Krankentagegeldversicherung

Einkommensabsicherung im
Krankheitsfall

Bei längerfristigen Krankheiten stellt sich die Frage nach der Absicherung des Einkommens. Die Lohnfortzahlung im Krankheitsfall übernimmt der Arbeitnehmer für sechs Wochen.
Das Krankengeld wird - solange die Arbeitsunfähigkeit besteht - zeitlich unbegrenzt gewährt. Bei gleicher Krankheit zahlt die GKV innerhalb von drei Jahren maximal 78 Wochen Krankengeld.

Die Höhe des Krankengeldes ist auf 90%  des Bruttoeinkommens oder 70% des Nettoeinkommens Salär begrenzt. Der geringere Wert ist ausschlaggebend. Der ermittelte Anspruch auf Krankentagegeld wird dann noch sich zusätzlich um den Arbeitgeber-Anteil zu den Sozialversicherungsabgaben verringert. . Ein zusätzliches Krankentagegeld kann den Verdienstausfall wirksam abmildern.

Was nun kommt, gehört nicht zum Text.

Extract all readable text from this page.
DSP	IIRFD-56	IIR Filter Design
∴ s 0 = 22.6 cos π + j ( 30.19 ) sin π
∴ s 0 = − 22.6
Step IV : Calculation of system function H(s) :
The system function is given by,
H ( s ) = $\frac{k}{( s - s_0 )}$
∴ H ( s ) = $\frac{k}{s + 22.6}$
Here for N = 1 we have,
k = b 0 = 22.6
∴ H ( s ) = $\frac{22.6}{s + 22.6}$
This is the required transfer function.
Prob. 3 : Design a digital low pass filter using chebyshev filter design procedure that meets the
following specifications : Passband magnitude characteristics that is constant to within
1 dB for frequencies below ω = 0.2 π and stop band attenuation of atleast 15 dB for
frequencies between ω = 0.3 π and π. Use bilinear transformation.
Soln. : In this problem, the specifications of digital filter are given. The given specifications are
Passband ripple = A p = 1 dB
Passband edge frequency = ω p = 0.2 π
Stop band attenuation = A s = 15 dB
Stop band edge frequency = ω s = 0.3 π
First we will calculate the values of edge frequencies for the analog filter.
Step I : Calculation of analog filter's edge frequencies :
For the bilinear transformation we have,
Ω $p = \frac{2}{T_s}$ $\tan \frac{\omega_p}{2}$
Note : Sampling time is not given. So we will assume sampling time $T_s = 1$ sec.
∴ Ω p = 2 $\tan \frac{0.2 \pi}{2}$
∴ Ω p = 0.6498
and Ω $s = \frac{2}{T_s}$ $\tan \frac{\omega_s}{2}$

Bei besser verdienenden Angestellten, die freiwillig in der GKV versichert sind, entsteht bei längerer Krankheit eine große Einkommenslücke, da der Höchstbetrag des Krankengeldes nur 70 % der gesetzlich festgelegten Beitragsbemessungsgrenze von 45.000 € p.a. beträgt. Aus diesem Grund ist der Abschluss einer privaten Krankentagegeldversicherung wichtig.

 

Tipps zum Krankentagegeld

Die Krankentagegeldversicherung ist eine private Zusatzversicherung, die einen Verdienstausfall bei längerer Krankheit ausgleicht.
Über die Höhe des Krankentagegelds entscheidet der vereinbarte Tagessatz, der vom Versicherten individuell bestimmt wird. Um die passende Tagegeld-Versicherung zu finden, sollten Sie folgende Tipps beachten:

1. Krankentagegeld für Nichtselbständige

Das Krankentagegeld soll die Differenz zwischen gesetzlichem Krankengeld und dem realen Einkommen abdecken. Insgesamt sollte die Summe beider Leistungen das reguläre Nettoeinkommen jedoch nicht übersteigen.
Die dynamische Einkommensversicherung ist eine sinnvolle Ergänzung zum Vertrag, denn sie schließt eine Versorgungslücke, die sich während einer längeren Laufzeit ergeben kann. Die Versicherung passt sich dann automatisch den veränderten Einkommensverhältnissen an.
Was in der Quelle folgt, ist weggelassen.